3. Expertise developed in one state should be applied to addressing similar measures in other states.
4. With expertise from defense counsel and the focus provided by a cross-functional team, government relations professionals can be proactive on civil justice rather than simply reacting to proposals as they emerge.
5. State medical societies are on the front lines of medical liability reform legislation. Working closely with medical societies helps build a broad coalition for reform that will improve access to health care and reduce health care costs while avoiding inadvertent pitfalls.
6. It is sometimes a challenge to focus corporate and trade association lobbyists on civil justice issues at the state level. This is often new territory for them because they are principally engaged on other issues.
7. Corporations and Political Action Committees need to consider whether to become more politically active in judicial elections.
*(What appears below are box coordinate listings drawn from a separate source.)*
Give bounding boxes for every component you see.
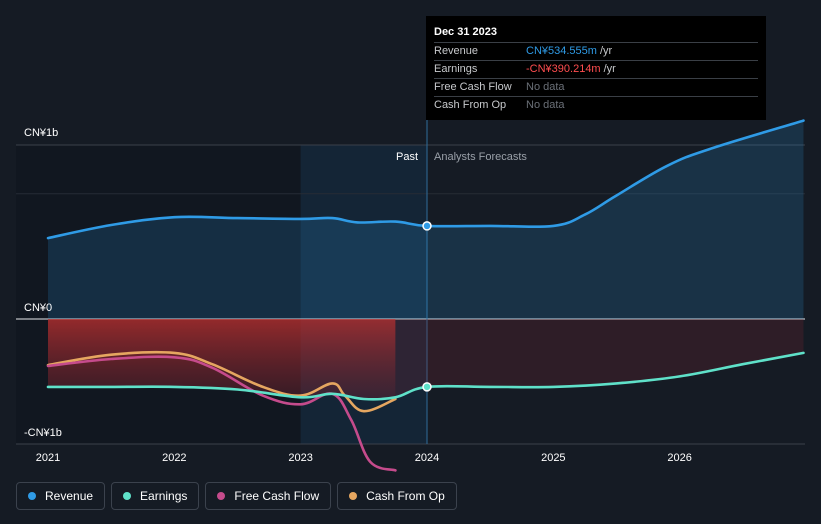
y-tick-label: -CN¥1b bbox=[24, 427, 62, 439]
tooltip-row-revenue: Revenue CN¥534.555m /yr bbox=[434, 42, 758, 60]
free-cash-flow-line bbox=[46, 355, 397, 472]
past-region bbox=[16, 145, 301, 444]
earnings-forecast-area bbox=[395, 319, 804, 398]
tooltip-value: -CN¥390.214m bbox=[526, 63, 601, 75]
revenue-dot-icon bbox=[28, 492, 36, 500]
revenue-marker bbox=[422, 221, 432, 231]
legend-label: Earnings bbox=[140, 489, 188, 503]
data-tooltip: Dec 31 2023 Revenue CN¥534.555m /yr Earn… bbox=[426, 16, 766, 120]
tooltip-unit: /yr bbox=[603, 63, 616, 75]
legend-item-free-cash-flow[interactable]: Free Cash Flow bbox=[205, 482, 332, 510]
cash-from-op-line bbox=[46, 350, 397, 413]
y-tick-label: CN¥1b bbox=[24, 127, 58, 139]
tooltip-value: No data bbox=[526, 99, 565, 111]
tooltip-label: Cash From Op bbox=[434, 99, 507, 111]
x-tick-label: 2024 bbox=[415, 452, 439, 464]
y-tick-label: CN¥0 bbox=[24, 302, 52, 314]
revenue-line bbox=[46, 119, 805, 240]
x-tick-label: 2026 bbox=[667, 452, 691, 464]
legend-label: Revenue bbox=[45, 489, 94, 503]
tooltip-date: Dec 31 2023 bbox=[434, 26, 497, 38]
tooltip-row-earnings: Earnings -CN¥390.214m /yr bbox=[434, 60, 758, 78]
x-tick-label: 2022 bbox=[162, 452, 186, 464]
legend-item-earnings[interactable]: Earnings bbox=[111, 482, 200, 510]
tooltip-label: Earnings bbox=[434, 63, 478, 75]
x-tick-label: 2025 bbox=[541, 452, 565, 464]
x-tick-label: 2023 bbox=[288, 452, 312, 464]
tooltip-value: CN¥534.555m bbox=[526, 45, 597, 57]
earnings-line bbox=[46, 351, 805, 401]
tooltip-row-cash-from-op: Cash From Op No data bbox=[434, 96, 758, 114]
revenue-area bbox=[48, 120, 804, 319]
tooltip-label: Free Cash Flow bbox=[434, 81, 512, 93]
earnings-marker bbox=[422, 382, 432, 392]
legend-label: Free Cash Flow bbox=[234, 489, 320, 503]
cash-from-op-dot-icon bbox=[349, 492, 358, 500]
tooltip-label: Revenue bbox=[434, 45, 479, 57]
legend-label: Cash From Op bbox=[366, 489, 445, 503]
earnings-loss-area bbox=[48, 319, 396, 400]
chart-legend: Revenue Earnings Free Cash Flow Cash Fro… bbox=[16, 482, 457, 512]
tooltip-row-free-cash-flow: Free Cash Flow No data bbox=[434, 78, 758, 96]
x-tick-label: 2021 bbox=[36, 452, 60, 464]
earnings-dot-icon bbox=[123, 492, 132, 500]
past-label: Past bbox=[396, 151, 418, 163]
forecast-label: Analysts Forecasts bbox=[434, 151, 527, 163]
legend-item-cash-from-op[interactable]: Cash From Op bbox=[337, 482, 457, 510]
tooltip-unit: /yr bbox=[599, 45, 613, 57]
tooltip-value: No data bbox=[526, 81, 565, 93]
legend-item-revenue[interactable]: Revenue bbox=[16, 482, 106, 510]
free-cash-flow-dot-icon bbox=[217, 492, 226, 500]
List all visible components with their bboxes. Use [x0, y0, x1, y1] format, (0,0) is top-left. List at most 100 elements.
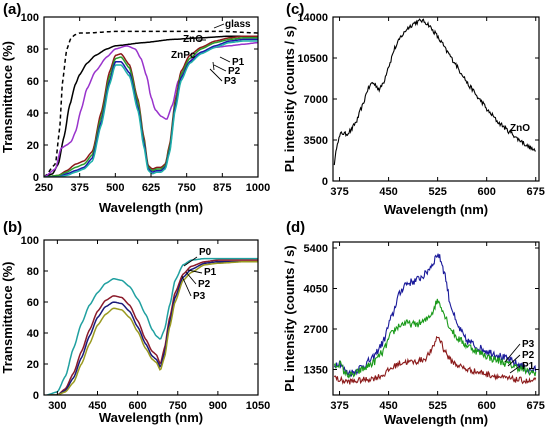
- annotation-leader: [507, 354, 521, 367]
- y-tick-label: 5400: [304, 243, 328, 255]
- x-tick-label: 900: [209, 400, 227, 412]
- series-line-p3: [333, 253, 537, 377]
- y-axis-label: Transmittance (%): [0, 41, 15, 153]
- series-line-p3: [49, 260, 258, 395]
- x-tick-label: 750: [169, 400, 187, 412]
- y-tick-label: 1350: [304, 365, 328, 377]
- annotation-leader: [185, 271, 197, 285]
- y-tick-label: 7000: [304, 94, 328, 106]
- series-line-zno: [333, 18, 536, 166]
- annotation-p3: P3: [193, 291, 206, 302]
- x-tick-label: 600: [128, 400, 146, 412]
- y-axis-label: PL intensity (counts / s): [282, 245, 297, 391]
- panel-c: 375 450 525 600 675 0 3500 7000 10500 14000 Wavele…: [282, 1, 545, 217]
- x-tick-label: 525: [428, 186, 446, 198]
- y-tick-label: 100: [21, 12, 39, 24]
- annotation-p1: P1: [232, 57, 245, 68]
- x-tick-label: 1050: [246, 400, 270, 412]
- series-line-p1: [44, 35, 258, 177]
- x-tick-label: 625: [142, 182, 160, 194]
- annotation-leader: [212, 61, 215, 71]
- annotation-leader: [509, 365, 521, 374]
- panel-label: (c): [286, 1, 304, 18]
- annotation-p1: P1: [522, 361, 535, 372]
- x-tick-label: 450: [379, 186, 397, 198]
- series-line-p2: [49, 260, 258, 395]
- x-tick-label: 525: [428, 400, 446, 412]
- panel-b: 300 450 600 750 900 1050 0 20 40 60 80 100 Wavelengt…: [0, 219, 270, 425]
- x-axis-label: Wavelength (nm): [99, 410, 203, 425]
- annotation-znpc: ZnPc: [171, 50, 196, 61]
- y-tick-label: 14000: [297, 12, 328, 24]
- series-line-zno: [44, 35, 258, 177]
- y-tick-label: 0: [322, 176, 328, 188]
- x-tick-label: 450: [88, 400, 106, 412]
- y-tick-label: 20: [27, 140, 39, 152]
- x-tick-label: 450: [379, 400, 397, 412]
- x-tick-label: 750: [177, 182, 195, 194]
- x-tick-label: 375: [330, 400, 348, 412]
- x-tick-label: 250: [35, 182, 53, 194]
- x-tick-label: 1000: [246, 182, 270, 194]
- x-tick-label: 675: [527, 186, 545, 198]
- panel-label: (d): [286, 219, 305, 236]
- y-tick-label: 40: [27, 108, 39, 120]
- y-tick-label: 20: [27, 359, 39, 371]
- y-tick-label: 80: [27, 44, 39, 56]
- y-axis-label: PL intensity (counts / s): [282, 26, 297, 172]
- x-tick-label: 300: [48, 400, 66, 412]
- x-tick-label: 375: [70, 182, 88, 194]
- annotation-p1: P1: [204, 267, 217, 278]
- annotation-glass: glass: [225, 19, 251, 30]
- annotation-leader: [504, 343, 521, 363]
- panel-label: (a): [3, 1, 21, 18]
- x-tick-label: 875: [213, 182, 231, 194]
- plot-frame: [43, 239, 259, 396]
- x-axis-label: Wavelength (nm): [384, 412, 488, 427]
- x-tick-label: 675: [527, 400, 545, 412]
- annotation-p3: P3: [522, 339, 535, 350]
- annotation-leader: [209, 68, 223, 82]
- panel-d: 375 450 525 600 675 1350 2700 4050 5400 Wavelengt…: [282, 219, 545, 427]
- annotation-zno: ZnO: [183, 34, 203, 45]
- x-tick-label: 600: [478, 400, 496, 412]
- series-line-p2: [333, 298, 537, 379]
- plot-frame: [332, 241, 540, 396]
- annotation-p2: P2: [522, 350, 535, 361]
- series-line-p1: [49, 259, 258, 395]
- y-tick-label: 10500: [297, 53, 328, 65]
- annotation-p0: P0: [199, 247, 212, 258]
- series-line-glass: [44, 30, 258, 177]
- annotation-leader: [219, 56, 231, 63]
- x-axis-label: Wavelength (nm): [99, 200, 203, 215]
- y-tick-label: 3500: [304, 135, 328, 147]
- y-tick-label: 0: [33, 172, 39, 184]
- x-axis-label: Wavelength (nm): [384, 202, 488, 217]
- y-tick-label: 4050: [304, 284, 328, 296]
- series-line-p2: [44, 37, 258, 177]
- panel-label: (b): [3, 219, 22, 236]
- annotation-leader: [183, 256, 198, 267]
- x-tick-label: 600: [478, 186, 496, 198]
- annotation-leader: [213, 23, 225, 29]
- y-tick-label: 2700: [304, 324, 328, 336]
- y-tick-label: 60: [27, 76, 39, 88]
- panel-a: 250 375 500 625 750 875 1000 0 20 40 60 80 100 Wavele…: [0, 1, 270, 215]
- series-line-p1: [333, 335, 537, 385]
- series-line-cyan: [44, 40, 258, 177]
- annotation-p2: P2: [198, 279, 211, 290]
- series-line-znpc: [44, 41, 258, 177]
- y-tick-label: 0: [33, 390, 39, 402]
- annotation-leader: [213, 64, 227, 72]
- y-tick-label: 100: [21, 235, 39, 247]
- y-tick-label: 40: [27, 328, 39, 340]
- x-tick-label: 500: [106, 182, 124, 194]
- y-axis-label: Transmittance (%): [0, 262, 15, 374]
- annotation-zno: ZnO: [510, 123, 530, 134]
- annotation-leader: [187, 269, 203, 274]
- series-line-p3: [44, 38, 258, 177]
- annotation-p2: P2: [228, 66, 241, 77]
- x-tick-label: 375: [330, 186, 348, 198]
- series-line-p0: [46, 257, 258, 395]
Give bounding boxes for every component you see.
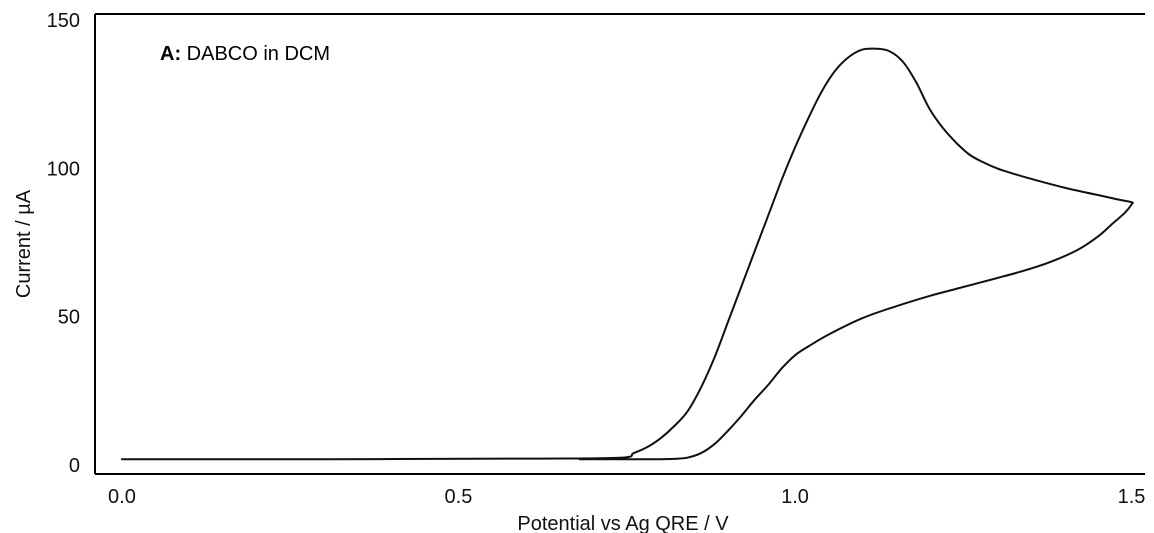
data-series (120, 47, 1134, 461)
y-tick-label: 50 (58, 307, 80, 329)
x-axis-title: Potential vs Ag QRE / V (517, 513, 729, 533)
y-axis-title: Current / µA (13, 189, 35, 298)
annotation-bold: A: (160, 43, 181, 65)
annotation-label: A: DABCO in DCM (160, 43, 330, 65)
x-tick-label: 0.5 (445, 486, 473, 508)
x-tick-label: 0.0 (108, 486, 136, 508)
y-tick-label: 0 (69, 455, 80, 477)
x-tick-label: 1.0 (781, 486, 809, 508)
annotation-text: DABCO in DCM (181, 43, 330, 65)
plot-frame (94, 13, 1145, 475)
axis-ticks: 0.0 0.5 1.0 1.5 0 50 100 150 (47, 10, 1146, 508)
x-tick-label: 1.5 (1118, 486, 1146, 508)
y-tick-label: 150 (47, 10, 80, 32)
y-tick-label: 100 (47, 158, 80, 180)
cv-curve-line (120, 47, 1134, 461)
This is another area that benefits from cross-functional teamwork.
8. If there is a dramatic change in the political makeup of a legislative body that makes it advantageous for reform, act quickly to keep the momentum going.
9. Not all civil justice reform legislation is good legislation for the entire business community. Civil justice reform advocates need to understand the factors that would lead some supporters of reform to oppose a particular reform initiative.
10. Members of Congress and Governors understand the importance of an issue when a general counsel takes the time to call on them regarding legislation. It is important to have a general counsel who understands the importance of these issues and is committed to civil justice advocacy for the long haul.
As a registered lobbyist, a lawyer and a former legislator, I can offer you the perspective that emphasizing good corporate citizenship, establishing clear civil justice reform goals and creating a cross-functional team effort can improve a corporation's standing with elected officials and can help enact reforms so desperately needed by our legal system. I recommend creation of a similar team to any business that has civil justice reform as a strategic imperative.
Richard H. Bagger is Senior Vice President, Government Relations, Pfizer Inc.
Editors Note. This article is based on remarks made by Mr. Bagger at the Joint Luncheon Program of The Metropolitan Corporate Counsel and Lawyers for Civil Justice on December 16, 2003.